Answer
$r=7169\text{mm}$.
Work Step by Step
Use distance formula,
$\begin{align}
& \sqrt{{{\left( -580-0 \right)}^{2}}+{{\left( 0-k \right)}^{2}}}=\sqrt{{{\left( 0-0 \right)}^{2}}+{{\left( 23.5-k \right)}^{2}}} \\
& \sqrt{\left( 336400+{{k}^{2}} \right)}=\sqrt{\left( 552.25+{{k}^{2}}-47k \right)}
\end{align}$
Squaring on both the sides of $\sqrt{\left( 336400+{{k}^{2}} \right)}=\sqrt{\left( 552.25+{{k}^{2}}-47k \right)}$
$\begin{align}
& 336400+{{k}^{2}}=552.25+{{k}^{2}}-47k \\
& 336400-552.25={{k}^{2}}-{{k}^{2}}-47k \\
& 335847.7=-47k \\
& \frac{335847.7}{47}=-k
\end{align}$
$k\approx -7145.7$
Center of the circle is $\left( 0,-7145.7 \right)$.

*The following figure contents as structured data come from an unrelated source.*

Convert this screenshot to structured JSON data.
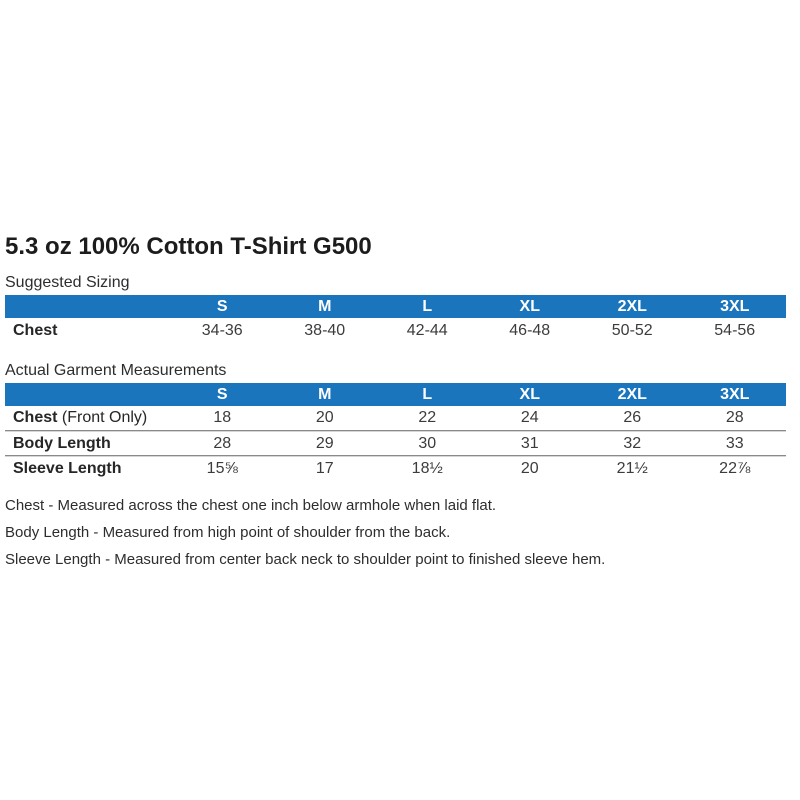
{
  "page": {
    "title": "5.3 oz 100% Cotton T-Shirt G500"
  },
  "suggested": {
    "heading": "Suggested Sizing",
    "columns": [
      "S",
      "M",
      "L",
      "XL",
      "2XL",
      "3XL"
    ],
    "rows": [
      {
        "label": "Chest",
        "label_suffix": "",
        "values": [
          "34-36",
          "38-40",
          "42-44",
          "46-48",
          "50-52",
          "54-56"
        ]
      }
    ]
  },
  "actual": {
    "heading": "Actual Garment Measurements",
    "columns": [
      "S",
      "M",
      "L",
      "XL",
      "2XL",
      "3XL"
    ],
    "rows": [
      {
        "label": "Chest",
        "label_suffix": " (Front Only)",
        "values": [
          "18",
          "20",
          "22",
          "24",
          "26",
          "28"
        ]
      },
      {
        "label": "Body Length",
        "label_suffix": "",
        "values": [
          "28",
          "29",
          "30",
          "31",
          "32",
          "33"
        ]
      },
      {
        "label": "Sleeve Length",
        "label_suffix": "",
        "values": [
          "15⅝",
          "17",
          "18½",
          "20",
          "21½",
          "22⅞"
        ]
      }
    ]
  },
  "notes": [
    "Chest - Measured across the chest one inch below armhole when laid flat.",
    "Body Length - Measured from high point of shoulder from the back.",
    "Sleeve Length - Measured from center back neck to shoulder point to finished sleeve hem."
  ],
  "colors": {
    "header_bg": "#1b75bc",
    "header_text": "#ffffff",
    "text": "#2d2d2d",
    "separator_dark": "#8a8a8a",
    "separator_light": "#d6d6d6"
  }
}
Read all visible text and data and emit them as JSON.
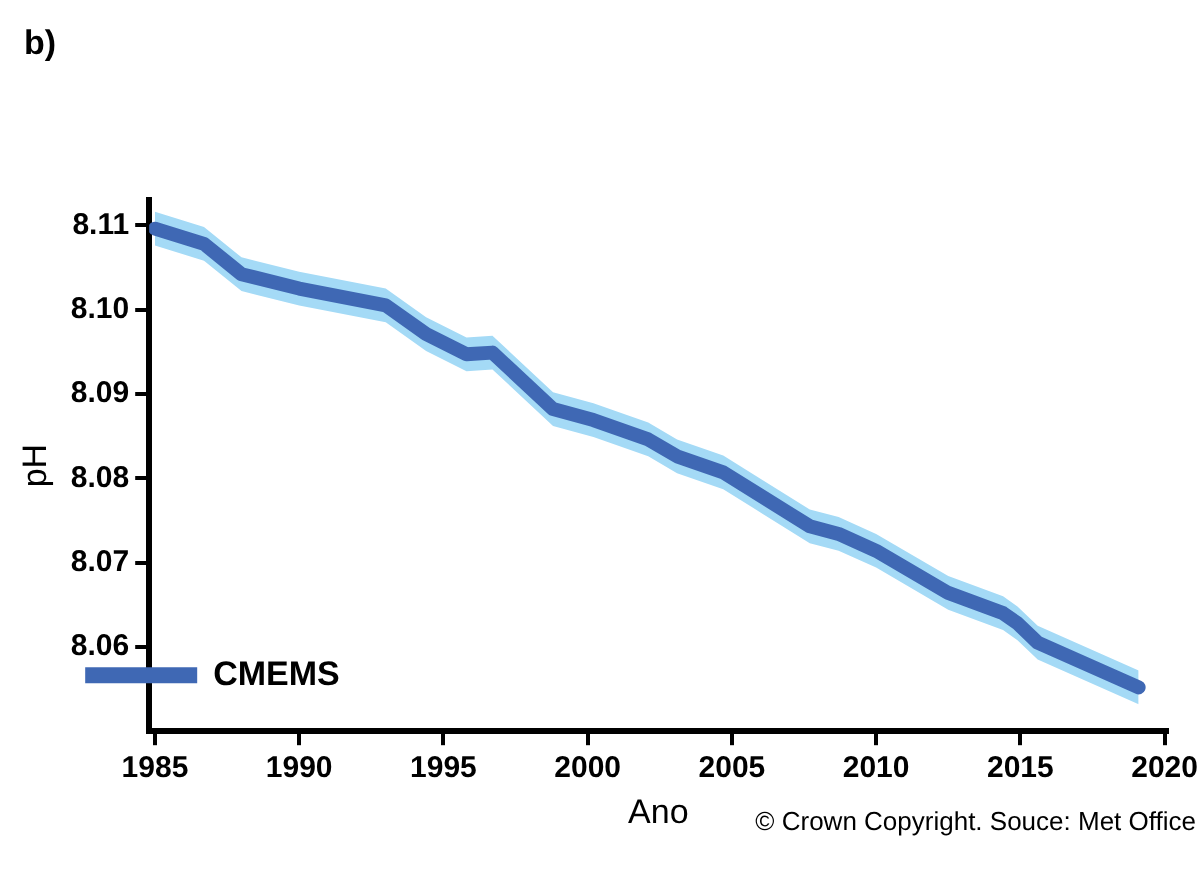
{
  "chart_data": {
    "type": "line",
    "title": "b)",
    "xlabel": "Ano",
    "ylabel": "pH",
    "annotations": [
      "© Crown Copyright. Souce: Met Office"
    ],
    "x": [
      1985,
      1986.7,
      1988,
      1990,
      1993,
      1994.4,
      1995.8,
      1996.7,
      1998.8,
      2000.2,
      2002.1,
      2003.1,
      2004.7,
      2007.7,
      2008.7,
      2010,
      2012.5,
      2014.4,
      2014.9,
      2015.6,
      2019.1
    ],
    "series": [
      {
        "name": "CMEMS",
        "color": "#3f68b4",
        "values": [
          8.1096,
          8.1078,
          8.1042,
          8.1025,
          8.1005,
          8.0971,
          8.0947,
          8.0949,
          8.0882,
          8.0869,
          8.0846,
          8.0826,
          8.0807,
          8.0743,
          8.0734,
          8.0714,
          8.0664,
          8.064,
          8.0628,
          8.0605,
          8.0552
        ],
        "lower": [
          8.1076,
          8.1058,
          8.1022,
          8.1005,
          8.0985,
          8.0951,
          8.0927,
          8.0929,
          8.0862,
          8.0849,
          8.0826,
          8.0806,
          8.0787,
          8.0723,
          8.0714,
          8.0694,
          8.0644,
          8.062,
          8.0608,
          8.0585,
          8.0532
        ],
        "upper": [
          8.1116,
          8.1098,
          8.1062,
          8.1045,
          8.1025,
          8.0991,
          8.0967,
          8.0969,
          8.0902,
          8.0889,
          8.0866,
          8.0846,
          8.0827,
          8.0763,
          8.0754,
          8.0734,
          8.0684,
          8.066,
          8.0648,
          8.0625,
          8.0572
        ]
      }
    ],
    "xlim": [
      1984.8,
      2020.1
    ],
    "xticks": [
      1985,
      1990,
      1995,
      2000,
      2005,
      2010,
      2015,
      2020
    ],
    "ylim": [
      8.05,
      8.113
    ],
    "yticks": [
      8.06,
      8.07,
      8.08,
      8.09,
      {
        "value": 8.1,
        "label": "8.10"
      },
      8.11
    ],
    "grid": false,
    "legend": "bottom left",
    "marker": "none"
  }
}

For the radius, we use the distance formula between center of circle $\left( 0,-7145.7 \right)$ to the any point on board $\left( -580,0 \right),\left( 0,23.5 \right),\text{ and }\left( 580,0 \right)$
We use $\left( 0,23.5 \right)$
Put the center of circle $\left( 0,-7145.7 \right)$ and point $\left( 0,23.5 \right)$ in the standard equation of a circle ${{\left( x-h \right)}^{2}}+{{\left( y-k \right)}^{2}}={{r}^{2}}$.
$\begin{align}
& r=\sqrt{{{\left( 0-0 \right)}^{2}}+{{\left( -7145.7-23.5 \right)}^{2}}} \\
& r=7169\text{mm} \\
\end{align}$
Thus, the radius used for the edge of the snowboard is $r=7169\text{mm}$.